Em manifestação enviada ao Supremo Tribunal Federal (STF), o vice-procurador-geral eleitoral, Alexandre Espinosa, sustenta que, mesmo com a saída voluntária de Cláudio Castro, por meio de renúncia ao cargo, a vacância se dá em razão da condenação imposta pelo Tribunal Superior Eleitoral (TSE). Nesse caso, a lei determinaria que a escolha ocorra por meio de eleição popular.
Cláudio Castro (PL) deixou o cargo em 23 de março, um dia antes da retomada do julgamento no TSE que resultou em sua inelegibilidade e poderia ter levado à cassação do mandato, caso ele não tivesse renunciado.
A decisão por uma eleição com voto popular pode frustrar os planos de Castro, que com a manobra tentou evitar, principalmente, que a cadeira fosse ocupada por um membro da oposição, o que dificultaria a disputa em outubro.
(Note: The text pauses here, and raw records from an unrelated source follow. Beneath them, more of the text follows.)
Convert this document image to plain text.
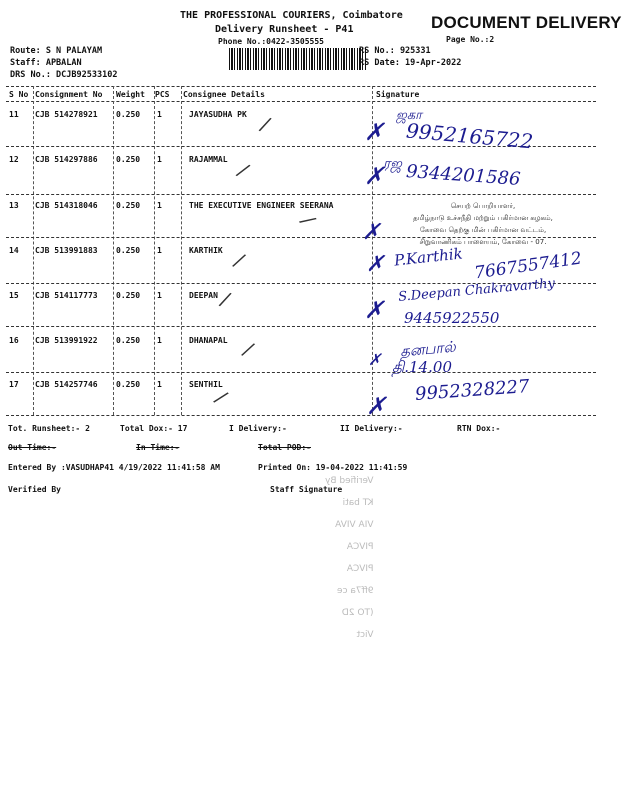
THE PROFESSIONAL COURIERS, Coimbatore
Delivery Runsheet - P41
Phone No.:0422-3505555
DOCUMENT DELIVERY
Page No.:2
Route: S N PALAYAM
Staff: APBALAN
DRS No.: DCJB92533102
RS No.: 925331
RS Date: 19-Apr-2022
S No Consignment No Weight PCS Consignee Details	Signature
11 CJB 514278921 0.250 1	JAYASUDHA PK
12 CJB 514297886 0.250 1	RAJAMMAL
13 CJB 514318046 0.250 1	THE EXECUTIVE ENGINEER SEERANA
14 CJB 513991883 0.250 1	KARTHIK
15 CJB 514117773 0.250 1	DEEPAN
16 CJB 513991922 0.250 1	DHANAPAL
17 CJB 514257746 0.250 1	SENTHIL
/
/
/
/
/
/
/
✗
ஜகா
9952165722
✗
ரஜ 9344201586
✗
✗ P.Karthik 7667557412
✗
S.Deepan Chakravarthy
9445922550
✗ தனபால்
தி.14.00
✗
9952328227
செயற் பொறியாளர்,
தமிழ்நாடு உச்சநீதி மற்றும் பகிர்மான கழகம்,
கோவை தெற்கு மின் பகிர்மான வட்டம்,
சிறுவாணிகம் பாளையம், கோவை - 07.
Tot. Runsheet:- 2	Total Dox:- 17	I Delivery:-	II Delivery:-	RTN Dox:-
Out Time:-	In Time:-	Total POD:-
Entered By :VASUDHAP41 4/19/2022 11:41:58 AM	Printed On: 19-04-2022 11:41:59
Verified By	Staff Signature
Verified By
KT bati
VIA VIVA
PIVCA
PIVCA
9ff7a ce
(TO 2D
Vict
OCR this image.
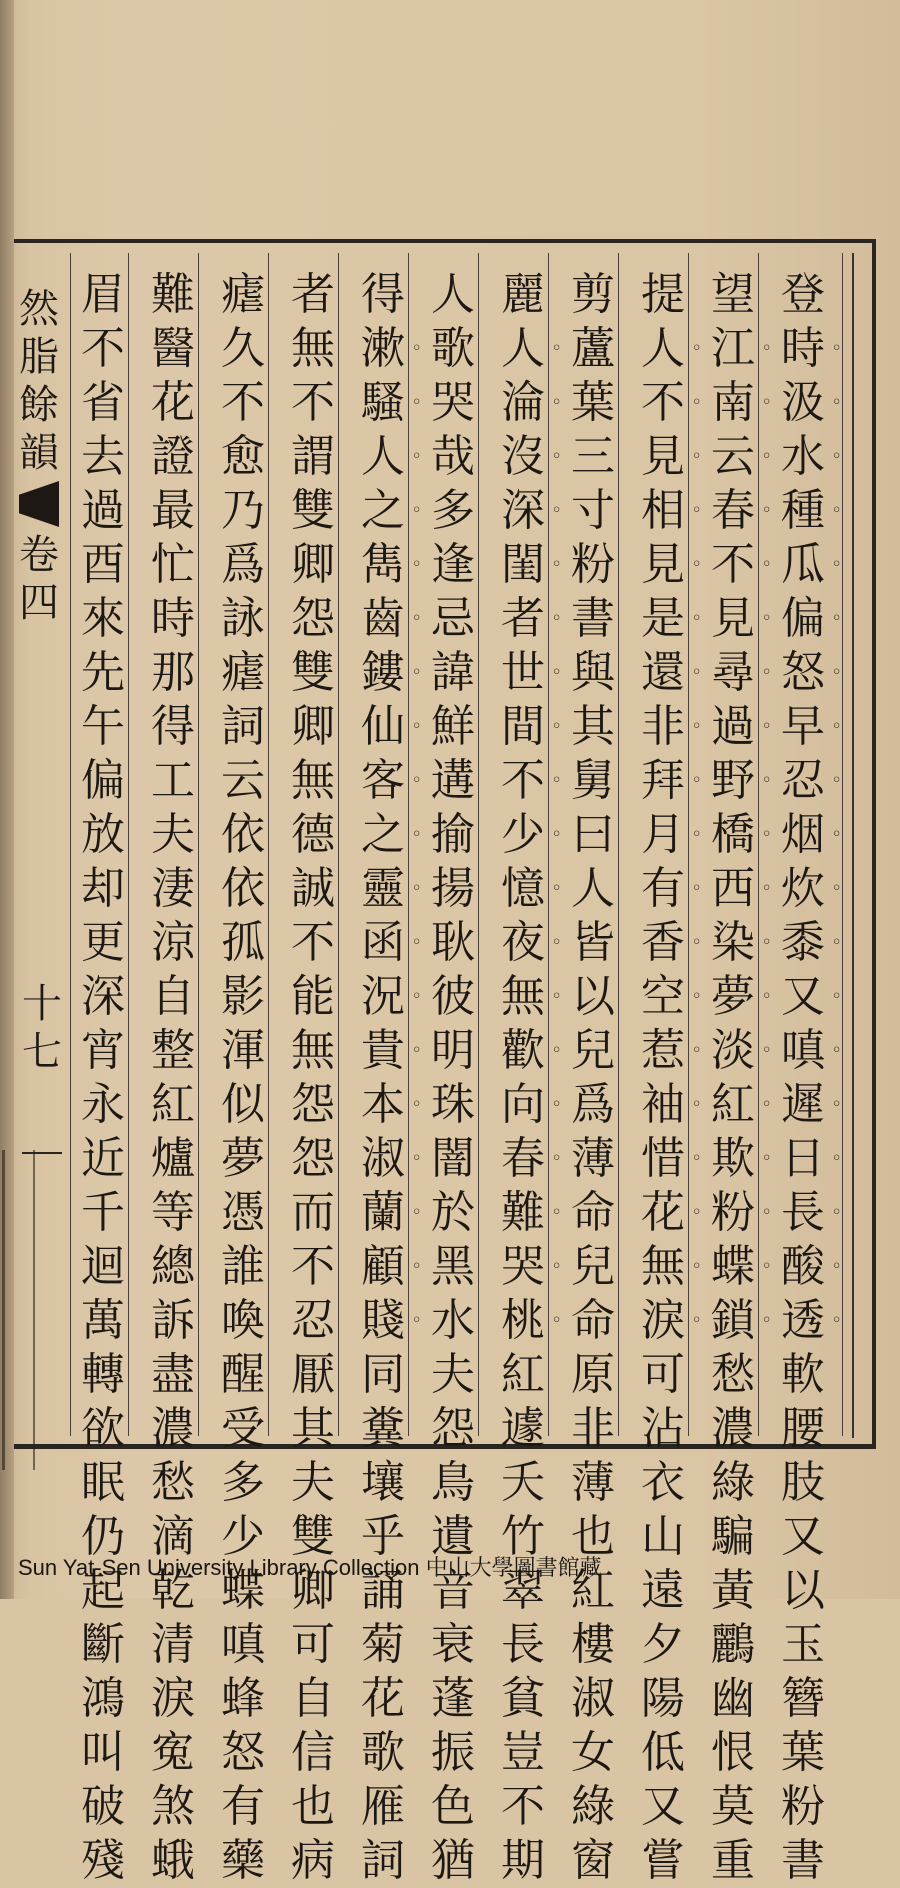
然
脂
餘
韻
卷
四
十
七
登
時 ◦
汲 ◦
水 ◦
種 ◦
瓜 ◦
偏 ◦
怒 ◦
早 ◦
忍 ◦
烟 ◦
炊 ◦
黍 ◦
又 ◦
嗔 ◦
遲 ◦
日 ◦
長 ◦
酸 ◦
透 ◦
軟
腰
肢
又
以
玉
簪
葉
粉
書
望
江 ◦
南 ◦
云 ◦
春 ◦
不 ◦
見 ◦
尋 ◦
過 ◦
野 ◦
橋 ◦
西 ◦
染 ◦
夢 ◦
淡 ◦
紅 ◦
欺 ◦
粉 ◦
蝶 ◦
鎖 ◦
愁
濃
綠
騙
黃
鸝
幽
恨
莫
重
提
人 ◦
不 ◦
見 ◦
相 ◦
見 ◦
是 ◦
還 ◦
非 ◦
拜 ◦
月 ◦
有 ◦
香 ◦
空 ◦
惹 ◦
袖 ◦
惜 ◦
花 ◦
無 ◦
淚 ◦
可
沾
衣
山
遠
夕
陽
低
又
嘗
剪
蘆
葉
三
寸
粉
書
與
其
舅
曰
人
皆
以
兒
爲
薄
命
兒
命
原
非
薄
也
紅
樓
淑
女
綠
窗
麗
人 ◦
淪 ◦
沒 ◦
深 ◦
閨 ◦
者 ◦
世 ◦
間 ◦
不 ◦
少 ◦
憶 ◦
夜 ◦
無 ◦
歡 ◦
向 ◦
春 ◦
難 ◦
哭 ◦
桃 ◦
紅
遽
夭
竹
翠
長
貧
豈
不
期
人
歌
哭
哉
多
逢
忌
諱
鮮
遘
揄
揚
耿
彼
明
珠
闇
於
黑
水
夫
怨
鳥
遺
音
衰
蓬
振
色
猶
得
漱 ◦
騷 ◦
人 ◦
之 ◦
雋 ◦
齒 ◦
鏤 ◦
仙 ◦
客 ◦
之 ◦
靈 ◦
函 ◦
況 ◦
貴 ◦
本 ◦
淑 ◦
蘭 ◦
顧 ◦
賤 ◦
同
糞
壤
乎
誦
菊
花
歌
雁
詞
者
無
不
謂
雙
卿
怨
雙
卿
無
德
誠
不
能
無
怨
怨
而
不
忍
厭
其
夫
雙
卿
可
自
信
也
病
瘧
久
不
愈
乃
爲
詠
瘧
詞
云
依
依
孤
影
渾
似
夢
憑
誰
喚
醒
受
多
少
蝶
嗔
蜂
怒
有
藥
難
醫
花
證
最
忙
時
那
得
工
夫
淒
涼
自
整
紅
爐
等
總
訴
盡
濃
愁
滴
乾
清
淚
寃
煞
蛾
眉
不
省
去
過
酉
來
先
午
偏
放
却
更
深
宵
永
近
千
迴
萬
轉
欲
眠
仍
起
斷
鴻
叫
破
殘
Sun Yat-Sen University Library Collection 中山大學圖書館藏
No texto, Espinosa frisa que é preciso aplicar o que diz o Código Eleitoral, já que o Tribunal Superior Eleitoral entendeu que a renúncia de Castro “não surtiu os efeitos pretendidos”. A manifestação foi apresentada no âmbito da ação relatada pelo ministro Cristiano Zanin, que suspendeu a realização de eleições indiretas no Rio em março.
A Corte julga nesta quarta-feira, 8, se manterá como indireto o formato da eleição para o mandato-tampão. Até o momento, quatro ministros já se posicionaram publicamente a favor da eleição direta, mas estará em discussão também a possibilidade de a escolha ser feita pelos deputados estaduais.